At the end of Taste the Blood Dracula is reduced to ash. At the beginning of Scars the ash is resurrected by blood dripped from a bat. It's been a while since I watched these films but that seems to have some continuity.
But he's reduced to ash at the end of EVERY movie! :lol:
The first four are direct continuations into each other with the ending of the last film at the beginning of the next, but Scars doesn't and gives absolutely no indication on how his remains traversed such a long distance back to his castle or by whom.
And it just barely occured to me that we're forgetting about the second film in the series, Brides of Dracula!
[Nelson Munz]I can think of two things wrong with the title of that movie![/Nelson Munz]
It gets overlooked, because there's no Dracula (no Brides either), but it really is a great movie.
But it does feature Cushing as Van Helsing, so it is definitely a direct sequel.
I'd definitely argue that Brides Of Dracula and Frankenstein Must Be Destroyed are essential. And I agree with Paff 100%--The Curse Of Frankenstein is extremely overrated. Lee's Creature is pretty spectacular. But it's a long, dull slog before he ever appears. And although most Hammer films have a timeless appeal, Curse is outright dated. Shots of disembodied brains and eyeballs might have passed for graphic spectacle in 1957. But today they're quaint. And the first two-thirds of Curse relies on that kind of material for thrills. I'd choose any of the other Hammer Frankensteins over Curse--even Evil.
Curse Of The Werewolf gives a really interesting spin on werewolf mythology. And young Oliver Reed gives a very good lead performance. I'll also throw out a couple films that haven't been mentioned yet, Vampire Circus and The Hound Of The Baskervilles. I definitely prefer Circus to the later Draculas and Countess Dracula. And Baskervilles is a very Hammer-esque spin on the best-known Sherlock Holmes story--complete with some added horror trappings and a very unusual role for Christopher Lee.
Now, now. You're forgetting that he was trapped under ice!
Now I'm gonna have Kate Bush in my head all bloody day...
hahaha! you got me!
Lol. Such great movies. They'll never make films as good as these ever again.
Is the 2006 release, The Ultimate Hammer Collection, still a recommended way to pick up alot of Hammer Horror films. I currently don't have 17 of the 21 films in the set. I haven't found a Region 1 counterpart that is similar and I finally got a region free BD/DVD player.
i have that release, and it's fantastic. especially for the money (i think that after conversion and shipping I ended up paying around $40 CAD for it). a lot of the films are now long OOP Anchor Bay titles (like Horror of Frankenstein), and while some releases are missing supplements that were available in Region 1, some like the Nanny have one's that were never available here.

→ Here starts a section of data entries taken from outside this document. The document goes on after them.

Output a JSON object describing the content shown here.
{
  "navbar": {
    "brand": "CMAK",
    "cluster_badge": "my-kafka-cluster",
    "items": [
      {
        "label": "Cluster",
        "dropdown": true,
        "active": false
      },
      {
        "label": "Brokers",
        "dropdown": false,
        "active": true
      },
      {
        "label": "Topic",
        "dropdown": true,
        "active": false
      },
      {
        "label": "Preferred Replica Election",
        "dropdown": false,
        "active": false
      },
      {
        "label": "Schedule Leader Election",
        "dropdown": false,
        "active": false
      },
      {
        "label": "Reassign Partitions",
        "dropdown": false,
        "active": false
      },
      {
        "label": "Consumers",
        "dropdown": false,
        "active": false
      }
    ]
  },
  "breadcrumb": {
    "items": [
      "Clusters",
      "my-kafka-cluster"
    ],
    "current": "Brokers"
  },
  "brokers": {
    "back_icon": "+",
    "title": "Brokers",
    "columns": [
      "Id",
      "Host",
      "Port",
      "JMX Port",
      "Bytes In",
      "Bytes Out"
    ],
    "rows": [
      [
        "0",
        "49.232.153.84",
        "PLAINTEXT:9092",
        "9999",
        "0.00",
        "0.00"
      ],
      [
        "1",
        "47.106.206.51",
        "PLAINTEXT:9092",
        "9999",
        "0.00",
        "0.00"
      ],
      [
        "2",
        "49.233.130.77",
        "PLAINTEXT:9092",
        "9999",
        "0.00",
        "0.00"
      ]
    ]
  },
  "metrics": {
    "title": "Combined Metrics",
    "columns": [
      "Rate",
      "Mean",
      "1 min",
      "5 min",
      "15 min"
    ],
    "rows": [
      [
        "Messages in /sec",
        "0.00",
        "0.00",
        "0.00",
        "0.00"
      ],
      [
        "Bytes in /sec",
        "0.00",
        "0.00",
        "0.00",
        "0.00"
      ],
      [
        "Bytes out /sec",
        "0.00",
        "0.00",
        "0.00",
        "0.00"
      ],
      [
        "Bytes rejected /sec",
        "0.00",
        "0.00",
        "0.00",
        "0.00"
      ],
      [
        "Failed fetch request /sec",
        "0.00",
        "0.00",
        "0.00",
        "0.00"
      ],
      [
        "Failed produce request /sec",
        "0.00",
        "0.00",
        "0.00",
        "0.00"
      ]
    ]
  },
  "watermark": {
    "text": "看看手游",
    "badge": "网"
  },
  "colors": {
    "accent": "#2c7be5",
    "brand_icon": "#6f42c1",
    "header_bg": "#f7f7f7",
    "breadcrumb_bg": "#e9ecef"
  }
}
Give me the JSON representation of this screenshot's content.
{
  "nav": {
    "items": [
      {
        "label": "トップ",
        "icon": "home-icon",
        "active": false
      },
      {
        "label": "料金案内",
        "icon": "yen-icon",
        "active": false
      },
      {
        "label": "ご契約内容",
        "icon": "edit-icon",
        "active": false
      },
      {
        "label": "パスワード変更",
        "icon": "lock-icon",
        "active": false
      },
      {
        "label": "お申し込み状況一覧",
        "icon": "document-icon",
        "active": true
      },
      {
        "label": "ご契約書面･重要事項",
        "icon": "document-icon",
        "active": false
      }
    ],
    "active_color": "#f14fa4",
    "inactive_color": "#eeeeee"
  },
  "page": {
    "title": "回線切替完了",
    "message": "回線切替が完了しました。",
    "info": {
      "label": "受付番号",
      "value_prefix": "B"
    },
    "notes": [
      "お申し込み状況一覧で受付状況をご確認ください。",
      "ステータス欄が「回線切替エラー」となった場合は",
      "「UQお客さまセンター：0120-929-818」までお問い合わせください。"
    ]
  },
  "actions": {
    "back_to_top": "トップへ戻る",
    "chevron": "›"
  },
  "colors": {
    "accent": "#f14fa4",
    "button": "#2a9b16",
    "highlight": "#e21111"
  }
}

I think I was missing fewer than 17, but it's still one of my favorite sets.
It looks like Universal will be upgrading their Hammer Horror Series (Brides of Dracula / Curse of the Werewolf / Phantom of the Opera / Paranoiac / Kiss of the Vampire / Nightmare / Night Creatures / Evil of Frankenstein) boxset to Blu-Ray this September.
Thanks for the heads up. This should be great!!
Thanks for the heads-up! My pre-order is in. That's an awesome price for this set. Woo hoo!
Pre-order price on this set is down to $42.08 at Amazon!